Oleh: Dr. Iwan Harsono, SE., M.Ec. – Associate Profesor Ekonomi Universitas Mataram
Apakah Nusa Tenggara Barat (NTB) sedang menapaki fase baru menuju kemandirian ekonomi tanpa bergantung pada tambang? Pertanyaan ini mengemuka usai gelaran MotoGP Mandalika 2025 yang berlangsung pada 3–5 Oktober lalu.

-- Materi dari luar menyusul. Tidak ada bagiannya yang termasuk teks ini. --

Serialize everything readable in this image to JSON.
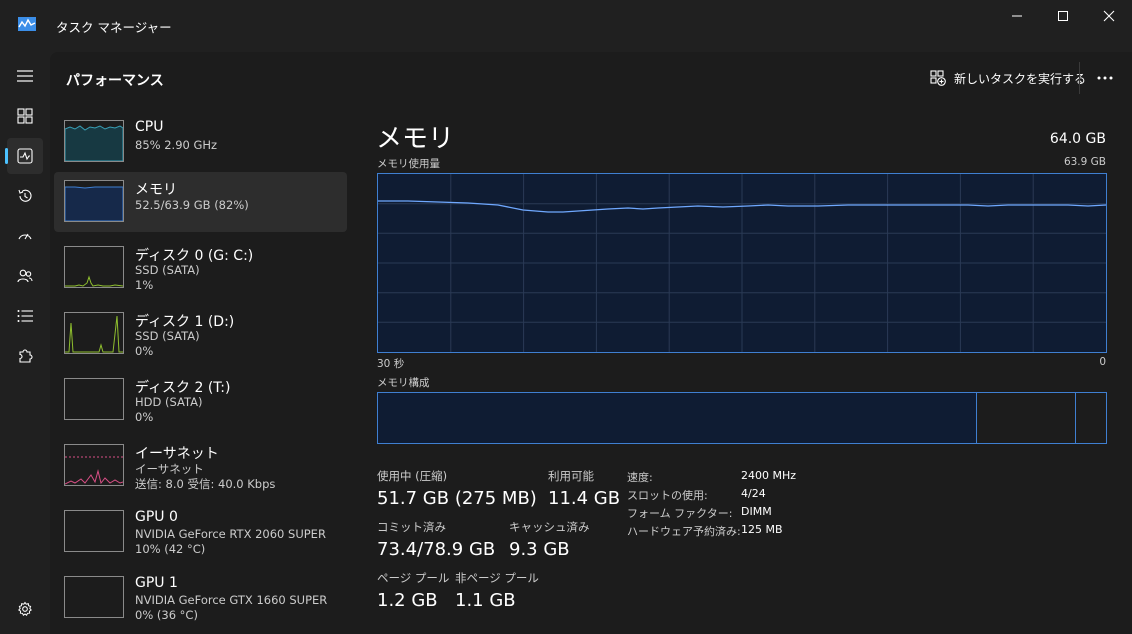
{
  "window": {
    "title": "タスク マネージャー"
  },
  "header": {
    "title": "パフォーマンス",
    "run_task_label": "新しいタスクを実行する"
  },
  "resources": [
    {
      "name": "CPU",
      "line1": "85%  2.90 GHz",
      "line2": ""
    },
    {
      "name": "メモリ",
      "line1": "52.5/63.9 GB (82%)",
      "line2": ""
    },
    {
      "name": "ディスク 0 (G: C:)",
      "line1": "SSD (SATA)",
      "line2": "1%"
    },
    {
      "name": "ディスク 1 (D:)",
      "line1": "SSD (SATA)",
      "line2": "0%"
    },
    {
      "name": "ディスク 2 (T:)",
      "line1": "HDD (SATA)",
      "line2": "0%"
    },
    {
      "name": "イーサネット",
      "line1": "イーサネット",
      "line2": "送信: 8.0  受信: 40.0 Kbps"
    },
    {
      "name": "GPU 0",
      "line1": "NVIDIA GeForce RTX 2060 SUPER",
      "line2": "10%  (42 °C)"
    },
    {
      "name": "GPU 1",
      "line1": "NVIDIA GeForce GTX 1660 SUPER",
      "line2": "0%  (36 °C)"
    }
  ],
  "detail": {
    "title": "メモリ",
    "total": "64.0 GB",
    "usage_label": "メモリ使用量",
    "usage_max": "63.9 GB",
    "time_left": "30 秒",
    "time_right": "0",
    "composition_label": "メモリ構成",
    "usage_percent": 82
  },
  "stats": {
    "in_use_label": "使用中 (圧縮)",
    "in_use_value": "51.7 GB (275 MB)",
    "available_label": "利用可能",
    "available_value": "11.4 GB",
    "committed_label": "コミット済み",
    "committed_value": "73.4/78.9 GB",
    "cached_label": "キャッシュ済み",
    "cached_value": "9.3 GB",
    "paged_label": "ページ プール",
    "paged_value": "1.2 GB",
    "nonpaged_label": "非ページ プール",
    "nonpaged_value": "1.1 GB"
  },
  "info": [
    {
      "key": "速度:",
      "value": "2400 MHz"
    },
    {
      "key": "スロットの使用:",
      "value": "4/24"
    },
    {
      "key": "フォーム ファクター:",
      "value": "DIMM"
    },
    {
      "key": "ハードウェア予約済み:",
      "value": "125 MB"
    }
  ],
  "colors": {
    "accent": "#4cc2ff",
    "memory_line": "#3f7fd1",
    "memory_fill": "#0f1c33",
    "cpu_line": "#3a9fb5",
    "disk_line": "#8fbf2e",
    "net_line": "#d94f86"
  }
}
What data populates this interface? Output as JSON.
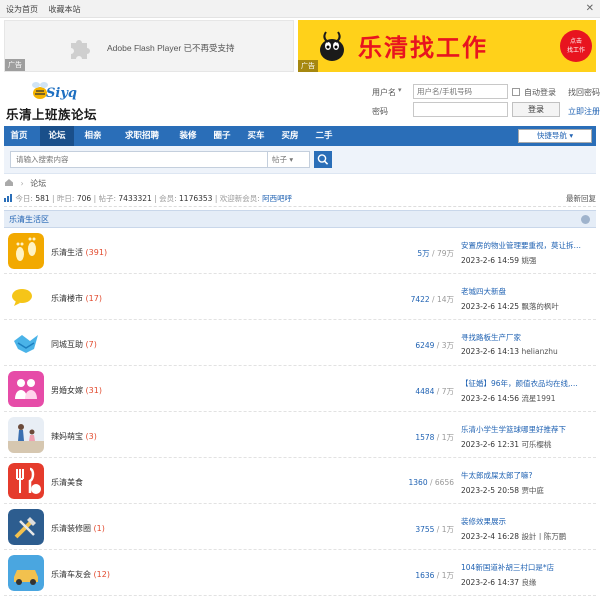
{
  "topbar": {
    "set_home": "设为首页",
    "bookmark": "收藏本站",
    "close": "✕"
  },
  "ads": {
    "left_text": "Adobe Flash Player 已不再受支持",
    "left_tag": "广告",
    "right_title": "乐清找工作",
    "right_badge_line1": "点击",
    "right_badge_line2": "找工作",
    "right_tag": "广告"
  },
  "logo": {
    "brand": "Siyq",
    "title": "乐清上班族论坛"
  },
  "login": {
    "username_label": "用户名",
    "username_placeholder": "用户名/手机号码",
    "auto_login": "自动登录",
    "forgot": "找回密码",
    "password_label": "密码",
    "login_button": "登录",
    "register": "立即注册"
  },
  "nav": {
    "items": [
      "首页",
      "论坛",
      "相亲",
      "求职招聘",
      "装修",
      "圈子",
      "买车",
      "买房",
      "二手"
    ],
    "quick": "快捷导航"
  },
  "search": {
    "placeholder": "请输入搜索内容",
    "type": "帖子"
  },
  "breadcrumb": {
    "current": "论坛"
  },
  "stats": {
    "today_label": "今日:",
    "today": "581",
    "yesterday_label": "昨日:",
    "yesterday": "706",
    "posts_label": "帖子:",
    "posts": "7433321",
    "members_label": "会员:",
    "members": "1176353",
    "welcome_label": "欢迎新会员:",
    "new_member": "阿西吧呼",
    "latest": "最新回复"
  },
  "section": {
    "title": "乐清生活区"
  },
  "forums": [
    {
      "name": "乐清生活",
      "today": "(391)",
      "threads": "5万",
      "posts": "79万",
      "last_title": "安置房的物业管理要重视，莫让拆…",
      "last_time": "2023-2-6 14:59",
      "last_user": "姚强",
      "icon": "footprint-icon"
    },
    {
      "name": "乐清楼市",
      "today": "(17)",
      "threads": "7422",
      "posts": "14万",
      "last_title": "老城四大新盘",
      "last_time": "2023-2-6 14:25",
      "last_user": "飘落的枫叶",
      "icon": "chat-bubble-icon"
    },
    {
      "name": "同城互助",
      "today": "(7)",
      "threads": "6249",
      "posts": "3万",
      "last_title": "寻找路板生产厂家",
      "last_time": "2023-2-6 14:13",
      "last_user": "helianzhu",
      "icon": "handshake-icon"
    },
    {
      "name": "男婚女嫁",
      "today": "(31)",
      "threads": "4484",
      "posts": "7万",
      "last_title": "【征婚】96年，颜值衣品均在线,…",
      "last_time": "2023-2-6 14:56",
      "last_user": "流星1991",
      "icon": "couple-icon"
    },
    {
      "name": "辣妈萌宝",
      "today": "(3)",
      "threads": "1578",
      "posts": "1万",
      "last_title": "乐清小学生学篮球哪里好推荐下",
      "last_time": "2023-2-6 12:31",
      "last_user": "可乐樱桃",
      "icon": "mother-icon"
    },
    {
      "name": "乐清美食",
      "today": "",
      "threads": "1360",
      "posts": "6656",
      "last_title": "牛太郎成屎太郎了嘛?",
      "last_time": "2023-2-5 20:58",
      "last_user": "贾中庭",
      "icon": "cutlery-icon"
    },
    {
      "name": "乐清装修圈",
      "today": "(1)",
      "threads": "3755",
      "posts": "1万",
      "last_title": "装修效果展示",
      "last_time": "2023-2-4 16:28",
      "last_user": "設計丨陈万鹏",
      "icon": "tools-icon"
    },
    {
      "name": "乐清车友会",
      "today": "(12)",
      "threads": "1636",
      "posts": "1万",
      "last_title": "104新国道补胡三村口是*店",
      "last_time": "2023-2-6 14:37",
      "last_user": "良缘",
      "icon": "car-icon"
    }
  ]
}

Selama tiga hari berturut-turut saya menyaksikan langsung bagaimana denyut ekonomi bergetar kencang—hotel penuh, lalu lintas padat, dan senyum para pelaku usaha kecil tampak di setiap sudut jalan. Namun di balik gegap gempita itu, muncul pertanyaan penting: apakah pertumbuhan ekonomi yang dihasilkan benar-benar berkelanjutan, atau sekadar euforia jangka pendek dari ekonomi berbasis event (event-driven economy)?
Arah Baru Ekonomi NTB
Dalam dua tahun terakhir, NTB menunjukkan gejala transisi ekonomi yang menarik. Sektor non-tambang kini menjadi motor pertumbuhan, menggantikan peran tambang yang selama ini dominan. Tahun 2023 pertumbuhan ekonomi NTB mencapai 4,89 persen, turun menjadi 3,87 persen pada 2024, namun melonjak lagi pada triwulan I 2025 menjadi 5,57 persen (year-on-year), bahkan menembus lebih dari 6 persen pada triwulan II.

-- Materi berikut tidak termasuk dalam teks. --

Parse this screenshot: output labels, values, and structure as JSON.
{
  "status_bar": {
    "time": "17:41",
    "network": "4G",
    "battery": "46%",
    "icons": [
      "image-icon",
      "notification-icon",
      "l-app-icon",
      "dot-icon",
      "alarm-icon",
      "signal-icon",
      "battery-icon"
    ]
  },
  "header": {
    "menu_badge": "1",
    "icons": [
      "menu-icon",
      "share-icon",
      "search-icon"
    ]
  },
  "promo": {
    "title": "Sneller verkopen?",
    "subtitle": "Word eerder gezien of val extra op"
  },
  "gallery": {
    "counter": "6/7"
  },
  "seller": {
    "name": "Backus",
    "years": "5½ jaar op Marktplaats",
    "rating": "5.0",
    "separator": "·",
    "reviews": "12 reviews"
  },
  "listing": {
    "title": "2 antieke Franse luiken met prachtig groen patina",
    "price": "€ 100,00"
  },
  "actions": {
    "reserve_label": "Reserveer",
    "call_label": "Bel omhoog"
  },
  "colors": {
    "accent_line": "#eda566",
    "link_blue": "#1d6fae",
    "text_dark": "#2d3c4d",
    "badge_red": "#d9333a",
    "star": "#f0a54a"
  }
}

Kenaikan ini menunjukkan bahwa sektor pariwisata, perdagangan, dan jasa kembali menjadi penggerak utama. Berdasarkan proyeksi moderat, pertumbuhan non-tambang 2025 diperkirakan berada di kisaran 6,1–6,3 persen, melampaui dua tahun sebelumnya. Namun di sisi lain, distribusi manfaatnya belum sepenuhnya merata. Konsentrasi kegiatan ekonomi masih bertumpu di kawasan Lombok Tengah dan Selatan, sementara wilayah Sumbawa, Dompu dan Bima belum merasakan imbas signifikan.
Fenomena ini mengingatkan pada peringatan ekonom Gunnar Myrdal tentang “backwash effect”—yaitu kecenderungan pertumbuhan terpusat di satu wilayah yang justru menyedot sumber daya dari daerah lain. Artinya, keberhasilan Mandalika perlu diimbangi dengan strategi pemerataan pembangunan lintas wilayah agar tidak menimbulkan kesenjangan ekonomi baru di NTB.
MotoGP Mandalika: Motor Ekonomi Rakyat, tapi sampai di mana?
Gelaran MotoGP Mandalika 2025 memang menghadirkan gairah ekonomi yang luar biasa. Kementerian Pariwisata dan Ekonomi Kreatif mencatat dampak ekonomi langsung sebesar Rp4,8 triliun, dengan tingkat hunian hotel di kawasan Mandalika mencapai 100 persen dan rata-rata okupansi seluruh NTB menembus 93 persen. Ribuan tenaga kerja terserap, dan puluhan UMKM mencatat lonjakan penjualan.
Dari tribun penonton, mudah terlihat bagaimana ekonomi rakyat berputar: penjual air mineral, pedagang suvenir, hingga pengrajin tenun lokal kebanjiran pembeli. Fenomena ini membuktikan teori John Maynard Keynes tentang efek pengganda (multiplier effect)—bahwa peningkatan pengeluaran masyarakat akan menciptakan gelombang aktivitas ekonomi di berbagai sektor.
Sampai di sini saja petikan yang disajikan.